Spie et Europcar vont tester l’hospitalité de la Bourse de Paris
Seconde tentative pour Spie. Après avoir dû rebrousser chemin en octobre 2014, le groupe de services techniques dans l’énergie ou les télécoms a enregistré hier son document de base actualisé auprès de l’AMF, relançant ainsi le processus. Spie vise une cotation avant l'été. Fin 2014, le groupe comptait lever autour de 700 millions d’euros via une augmentation de capital, tandis que les actionnaires (Clayton Dubilier & Rice, Ardian et la Caisse de dépôt du Québec) voulaient céder une partie de leurs titres. La valorisation proposée, dans un marché compliqué, n’avait pas séduit les investisseurs.
Quelques mois plus tard, Spie pourra s’appuyer sur ses résultats 2014 pour tenter de convaincre les investisseurs de la solidité de son modèle. Le groupe a réalisé un chiffre d’affaires de 5,22 milliards d’euros en 2014 (+14,5% et stable en comparable), une marge d’Ebita de 6,4% (+0,2 point en proforma), et un ratio dette nette sur Ebitda réduit de 3,9 fois à 3,4 fois. Le ratio devrait tomber à 2,5 fois fin 2015 grâce à l’augmentation de capital lancée lors de l’IPO. Pour 2015, Spie vise une production de 5,4 à 5,5 milliards, et une hausse de plus de 0,1 point de sa marge d’Ebita. Sur 2016-2018, Spie table sur une croissance annuelle moyenne de sa production de 5 à 7%, dont 2% à 3% de croissance organique, auxquels s’ajouteront 200 millions d’euros de production annuelle apportée par les acquisitions. Sur la période, la marge d’Ebita est attendue en hausse de 10 à 20 points de base par an.

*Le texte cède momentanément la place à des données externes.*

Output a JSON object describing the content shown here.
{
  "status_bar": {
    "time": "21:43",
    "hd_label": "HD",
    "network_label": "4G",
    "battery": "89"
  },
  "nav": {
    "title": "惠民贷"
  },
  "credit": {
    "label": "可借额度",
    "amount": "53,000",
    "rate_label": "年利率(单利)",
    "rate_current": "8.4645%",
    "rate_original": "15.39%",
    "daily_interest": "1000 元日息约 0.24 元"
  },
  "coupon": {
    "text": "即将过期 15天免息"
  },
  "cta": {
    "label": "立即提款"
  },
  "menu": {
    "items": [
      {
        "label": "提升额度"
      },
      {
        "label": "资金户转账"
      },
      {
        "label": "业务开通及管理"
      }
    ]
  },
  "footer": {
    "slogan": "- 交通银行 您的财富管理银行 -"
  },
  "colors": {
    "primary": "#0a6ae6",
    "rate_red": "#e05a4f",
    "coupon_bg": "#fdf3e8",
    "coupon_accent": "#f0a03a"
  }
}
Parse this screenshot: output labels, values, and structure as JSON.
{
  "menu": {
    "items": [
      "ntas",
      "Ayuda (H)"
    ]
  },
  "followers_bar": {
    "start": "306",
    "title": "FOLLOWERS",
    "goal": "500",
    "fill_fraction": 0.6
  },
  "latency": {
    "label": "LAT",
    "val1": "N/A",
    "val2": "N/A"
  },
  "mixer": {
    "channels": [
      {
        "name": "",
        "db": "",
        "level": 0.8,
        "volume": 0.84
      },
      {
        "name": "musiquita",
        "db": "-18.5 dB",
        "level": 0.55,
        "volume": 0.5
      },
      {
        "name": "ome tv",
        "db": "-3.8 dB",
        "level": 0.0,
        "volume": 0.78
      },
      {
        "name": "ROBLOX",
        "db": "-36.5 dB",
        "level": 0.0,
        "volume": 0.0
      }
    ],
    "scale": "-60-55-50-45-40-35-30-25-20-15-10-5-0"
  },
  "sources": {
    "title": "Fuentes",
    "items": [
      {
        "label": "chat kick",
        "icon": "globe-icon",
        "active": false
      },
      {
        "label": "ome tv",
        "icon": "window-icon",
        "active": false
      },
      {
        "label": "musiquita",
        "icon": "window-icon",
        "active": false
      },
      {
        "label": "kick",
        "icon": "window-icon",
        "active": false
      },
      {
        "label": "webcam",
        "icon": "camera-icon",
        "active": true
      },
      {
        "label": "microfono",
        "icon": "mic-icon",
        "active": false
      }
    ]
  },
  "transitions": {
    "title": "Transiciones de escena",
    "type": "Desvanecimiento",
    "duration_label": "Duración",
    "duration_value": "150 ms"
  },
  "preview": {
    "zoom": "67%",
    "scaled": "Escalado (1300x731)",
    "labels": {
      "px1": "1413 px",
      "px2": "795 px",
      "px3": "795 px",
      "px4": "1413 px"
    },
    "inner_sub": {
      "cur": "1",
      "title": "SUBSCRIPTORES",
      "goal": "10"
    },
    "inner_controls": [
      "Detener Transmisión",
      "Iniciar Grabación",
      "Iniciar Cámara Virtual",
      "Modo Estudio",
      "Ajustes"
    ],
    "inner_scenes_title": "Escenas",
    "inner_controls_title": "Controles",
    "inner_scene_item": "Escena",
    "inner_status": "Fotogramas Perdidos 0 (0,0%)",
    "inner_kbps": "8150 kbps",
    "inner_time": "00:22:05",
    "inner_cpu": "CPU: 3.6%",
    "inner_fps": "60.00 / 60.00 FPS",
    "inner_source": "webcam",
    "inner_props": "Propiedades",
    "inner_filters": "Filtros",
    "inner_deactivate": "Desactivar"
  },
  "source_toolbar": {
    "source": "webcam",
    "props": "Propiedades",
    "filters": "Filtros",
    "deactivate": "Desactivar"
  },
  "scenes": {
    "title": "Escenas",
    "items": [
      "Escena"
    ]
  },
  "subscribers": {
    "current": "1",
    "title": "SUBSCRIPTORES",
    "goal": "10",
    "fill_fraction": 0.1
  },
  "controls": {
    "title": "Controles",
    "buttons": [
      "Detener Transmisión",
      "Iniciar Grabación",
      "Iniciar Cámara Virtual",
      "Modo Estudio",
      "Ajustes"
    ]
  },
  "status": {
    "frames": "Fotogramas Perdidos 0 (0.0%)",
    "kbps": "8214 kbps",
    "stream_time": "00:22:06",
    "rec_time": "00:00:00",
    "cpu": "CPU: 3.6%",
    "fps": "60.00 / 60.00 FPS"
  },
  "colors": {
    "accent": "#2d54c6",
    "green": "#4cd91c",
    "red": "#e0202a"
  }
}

De son côté, Europcar présente ce matin les modalités de son entrée en Bourse, qui comprend une augmentation de capital et une cession d’une partie des titres d’Eurazeo. Le loueur de véhicules table sur une croissance organique annuelle de 3 à 5% de ses ventes de 2015 à 2017, tandis que la marge d’Ebitda devrait passer de 10,8% en 2014 à 13% en 2017. La biotech Abivax, qui développe un traitement de l’hépatite B et du Sida, s’apprête à aussi rejoindre Euronext.
Le défi est de taille pour Spie et Europcar, alors que Labco la semaine dernière, et Solairedirect fin avril, ont renoncé à entrer en Bourse, le premier invoquant des conditions de marché «particulièrement volatiles». Les spécificités juridiques liées à la structure et au métier de Labco, et le modèle particulier du producteur d’énergie solaire, ont aussi joué dans la réticence des investisseurs.